In every community there are going to be differences of opinion, between residents and business owners and between business owners themselves! Having a Main Street present to hear all the concerns and mitigate that conflict can be a huge asset to the neighborhood and can help turn that conflict into actionable change. 

During the height of the Covid-19 pandemic, restaurants and bars were struggling to survive. When the streateries program began, Michele Molotsky of Logan Circle Main Street encouraged all her restaurants and bars to take advantage of the use of outdoor space to increase capacity. One business owner accredited the Main Street program and the Streatery initiative as the reason his business is still alive today:

“As I look over the space and what it’s evolved into, it is hands down one of the assets of our business… The streatery here is the reason we had our first profitable month post-pandemic.”

Many businesses throughout the Main Street program were able to survive due largely in part to Michele’s contributions in the permitting process of designing and installing a streatery outside their business. But they knew public sympathy would wane and opinions would change.

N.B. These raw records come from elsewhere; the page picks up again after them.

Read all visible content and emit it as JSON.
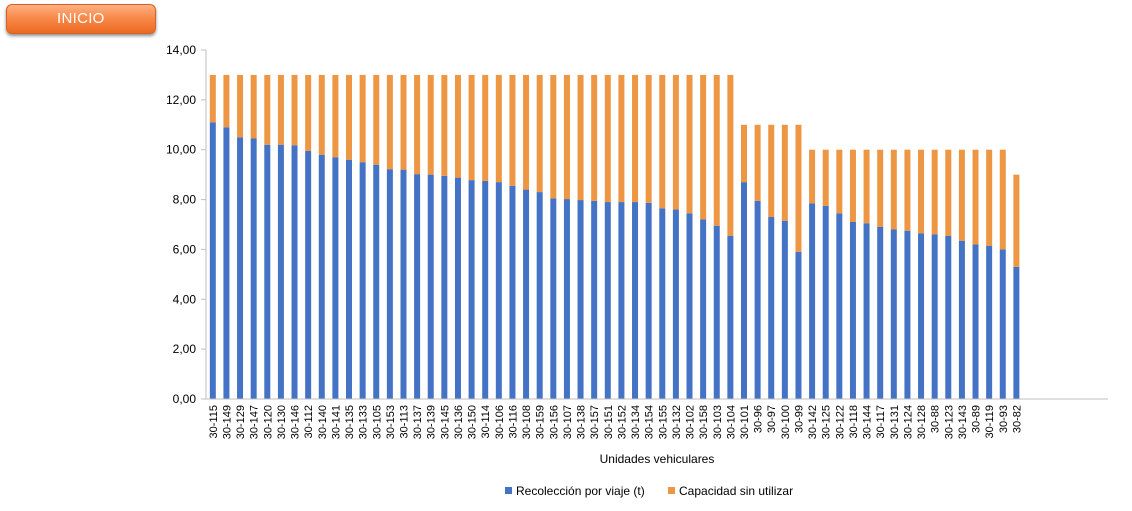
{
  "nav": {
    "inicio_label": "INICIO"
  },
  "colors": {
    "button": "#f7843f",
    "recoleccion": "#4472c4",
    "capacidad": "#ed9643",
    "axis": "#bfbfbf"
  },
  "chart_data": {
    "type": "bar",
    "stacked": true,
    "xlabel": "Unidades vehiculares",
    "ylabel": "",
    "ylim": [
      0,
      14
    ],
    "yticks": [
      "0,00",
      "2,00",
      "4,00",
      "6,00",
      "8,00",
      "10,00",
      "12,00",
      "14,00"
    ],
    "grid": false,
    "legend_position": "bottom",
    "categories": [
      "30-115",
      "30-149",
      "30-129",
      "30-147",
      "30-120",
      "30-130",
      "30-146",
      "30-112",
      "30-140",
      "30-141",
      "30-135",
      "30-133",
      "30-105",
      "30-153",
      "30-113",
      "30-137",
      "30-139",
      "30-145",
      "30-136",
      "30-150",
      "30-114",
      "30-106",
      "30-116",
      "30-108",
      "30-159",
      "30-156",
      "30-107",
      "30-138",
      "30-157",
      "30-151",
      "30-152",
      "30-134",
      "30-154",
      "30-155",
      "30-132",
      "30-102",
      "30-158",
      "30-103",
      "30-104",
      "30-101",
      "30-96",
      "30-97",
      "30-100",
      "30-99",
      "30-142",
      "30-125",
      "30-122",
      "30-118",
      "30-144",
      "30-117",
      "30-131",
      "30-124",
      "30-128",
      "30-88",
      "30-123",
      "30-143",
      "30-89",
      "30-119",
      "30-93",
      "30-82"
    ],
    "series": [
      {
        "name": "Recolección por viaje (t)",
        "values": [
          11.1,
          10.9,
          10.5,
          10.45,
          10.2,
          10.2,
          10.18,
          9.95,
          9.8,
          9.7,
          9.6,
          9.5,
          9.4,
          9.22,
          9.2,
          9.02,
          9.0,
          8.95,
          8.88,
          8.78,
          8.75,
          8.7,
          8.55,
          8.4,
          8.3,
          8.05,
          8.02,
          7.98,
          7.95,
          7.9,
          7.9,
          7.9,
          7.87,
          7.65,
          7.6,
          7.45,
          7.2,
          6.95,
          6.55,
          8.7,
          7.95,
          7.3,
          7.15,
          5.9,
          7.85,
          7.75,
          7.45,
          7.1,
          7.05,
          6.9,
          6.8,
          6.75,
          6.65,
          6.6,
          6.55,
          6.35,
          6.2,
          6.15,
          6.0,
          5.3
        ]
      },
      {
        "name": "Capacidad sin utilizar",
        "values": [
          1.9,
          2.1,
          2.5,
          2.55,
          2.8,
          2.8,
          2.82,
          3.05,
          3.2,
          3.3,
          3.4,
          3.5,
          3.6,
          3.78,
          3.8,
          3.98,
          4.0,
          4.05,
          4.12,
          4.22,
          4.25,
          4.3,
          4.45,
          4.6,
          4.7,
          4.95,
          4.98,
          5.02,
          5.05,
          5.1,
          5.1,
          5.1,
          5.13,
          5.35,
          5.4,
          5.55,
          5.8,
          6.05,
          6.45,
          2.3,
          3.05,
          3.7,
          3.85,
          5.1,
          2.15,
          2.25,
          2.55,
          2.9,
          2.95,
          3.1,
          3.2,
          3.25,
          3.35,
          3.4,
          3.45,
          3.65,
          3.8,
          3.85,
          4.0,
          3.7
        ]
      }
    ]
  }
}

After the initial wave of support and effort by the community to support local businesses and restaurants, a lot of folks went back to “business as usual,” but with rising costs of business and inflation, many businesses have not ever fully recovered from the experiences of the pandemic. Businesses are constantly having to evolve and innovate to compete with the tight profit margins that are the reality of business here in DC.

When a local retail store began voicing their complaints about a neighboring streatery in front of their business, Michele worked together with the business owners to find a solution that took both businesses’ needs into account. By shortening the length of the streatery and finding creative ways to work together, LCMS supported businesses as they discovered what their “new normal” would become, and helped them find a compromise that left both parties happy.

That doesn’t mean that there won’t still be community members who have their own opinion about what would be best for their community. Just a few days ago Logan Circle Main Street received the following comment on Instagram:

“What needs to be done is after 4+ years … it’s time to get rid of these outdoor restaurant spaces that are being used as storage. They make the neighborhood look terrible and dirty and taking away. At this point, they become monstrosities …Lots of parking spots which are needed and hurting businesses that have customers who cannot park.”

So as we approach the four year anniversary of the first Covid-19 shutdown, should streateries be ditched as a pandemic mitigation tool? Or are they vital parts of the new restaurant economy? Is parking in Logan Circle a larger need than more tables and higher customer capacity?  

The city continues to explore more permanent solutions to these outdoor spaces, there’s an opportunity to provide clear aesthetic guidelines, more affordable access to design, and modular options that can be taken down easily when not in use. Michele of Logan Circle Main Street continues to stay up to date on the latest permits and requirements so she can provide support to the businesses that now think of these “temporary” outdoor pop-ups as essential parts of their business.